Gratitude: forget it!
Course Description
Did you imagine a thank you? How can therapists accept that expecting gratitude is so useless?
How do we as clinicians, family members, and colleagues manage the realities that prevent gratitude on the part of others?
After decades in practice a pattern is totally clear: the patient discusses a crisis or problem, works it through for hours or months and then….the topic disappears from discussion. Was there a change? Has the issue gone underground, festering? Or, was it resolved through talking in the therapeutic relationship and never acknowledged?

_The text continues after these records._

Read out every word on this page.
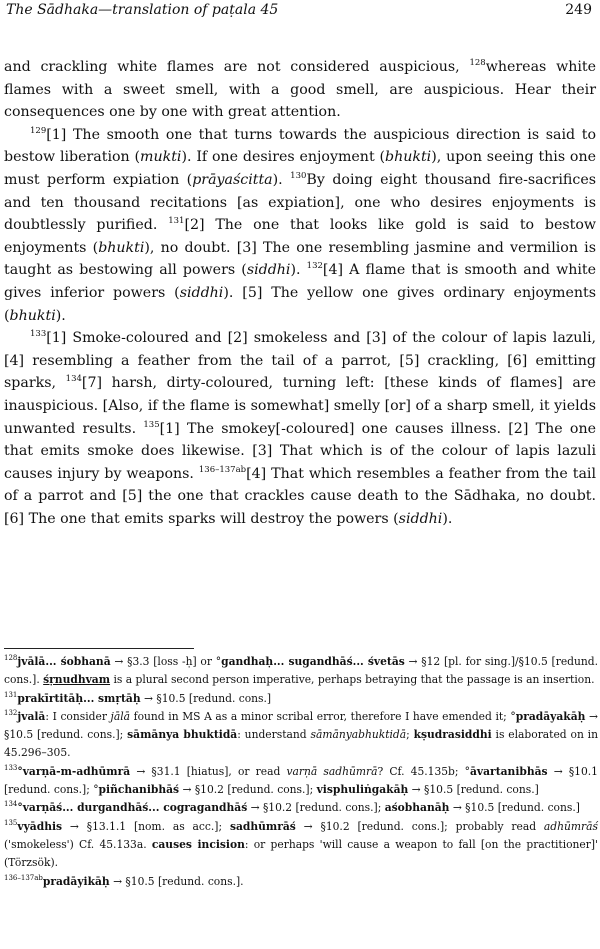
The Sādhaka—translation of paṭala 45	249

and crackling white flames are not considered auspicious, $^{128}$whereas white flames with a sweet smell, with a good smell, are auspicious. Hear their consequences one by one with great attention.

$^{129}$[1] The smooth one that turns towards the auspicious direction is said to bestow liberation (mukti). If one desires enjoyment (bhukti), upon seeing this one must perform expiation (prāyaścitta). $^{130}$By doing eight thousand fire-sacrifices and ten thousand recitations [as expiation], one who desires enjoyments is doubtlessly purified. $^{131}$[2] The one that looks like gold is said to bestow enjoyments (bhukti), no doubt. [3] The one resembling jasmine and vermilion is taught as bestowing all powers (siddhi). $^{132}$[4] A flame that is smooth and white gives inferior powers (siddhi). [5] The yellow one gives ordinary enjoyments (bhukti).

$^{133}$[1] Smoke-coloured and [2] smokeless and [3] of the colour of lapis lazuli, [4] resembling a feather from the tail of a parrot, [5] crackling, [6] emitting sparks, $^{134}$[7] harsh, dirty-coloured, turning left: [these kinds of flames] are inauspicious. [Also, if the flame is somewhat] smelly [or] of a sharp smell, it yields unwanted results. $^{135}$[1] The smokey[-coloured] one causes illness. [2] The one that emits smoke does likewise. [3] That which is of the colour of lapis lazuli causes injury by weapons. $^{136-137ab}$[4] That which resembles a feather from the tail of a parrot and [5] the one that crackles cause death to the Sādhaka, no doubt. [6] The one that emits sparks will destroy the powers (siddhi).

$^{128}$jvālā... śobhanā → §3.3 [loss -ḥ] or °gandhaḥ... sugandhāś... śvetās → §12 [pl. for sing.]/§10.5 [redund. cons.]. śṛnudhvam is a plural second person imperative, perhaps betraying that the passage is an insertion.

$^{131}$prakīrtitāḥ... smṛtāḥ → §10.5 [redund. cons.]

$^{132}$jvalā: I consider jālā found in MS A as a minor scribal error, therefore I have emended it; °pradāyakāḥ → §10.5 [redund. cons.]; sāmānya bhuktidā: understand sāmānyabhuktidā; kṣudrasiddhi is elaborated on in 45.296–305.

$^{133}$°varṇā-m-adhūmrā → §31.1 [hiatus], or read varṇā sadhūmrā? Cf. 45.135b; °āvartanibhās → §10.1 [redund. cons.]; °piñchanibhāś → §10.2 [redund. cons.]; visphuliṅgakāḥ → §10.5 [redund. cons.]

$^{134}$°varṇāś... durgandhāś... cogragandhāś → §10.2 [redund. cons.]; aśobhanāḥ → §10.5 [redund. cons.]

$^{135}$vyādhis → §13.1.1 [nom. as acc.]; sadhūmrāś → §10.2 [redund. cons.]; probably read adhūmrāś ('smokeless') Cf. 45.133a. causes incision: or perhaps 'will cause a weapon to fall [on the practitioner]' (Törzsök).

$^{136-137ab}$pradāyikāḥ → §10.5 [redund. cons.].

This workshop will examine the causes of such phenomena. We will explore an approach that considers existence or absence of gratitude as another symbolic communication from the patient to unravel. Case material will demonstrate how being with and without gratitude toward the therapist can benefit patients. We will explore specific skills and strategies to guide the therapist in integrating and welcoming this continuous, potentially frustrating reality into their clinical practices on a daily basis.
Course objectives
Participants will be able to:
Describe two causes for lack of gratitude on the part of clients or family members.
Comprehend the dynamics of the presence or absence of gratitude in the therapeutic setting.
Incorporate new skills and strategies addressing the clinical importance of gratitude, and its presence or absence, in resolving patients’ resistances to healthy functioning.
Describe the effects of continuous absence of gratitude on the therapist and ways to manage, welcome, and utilize this clinical dynamic.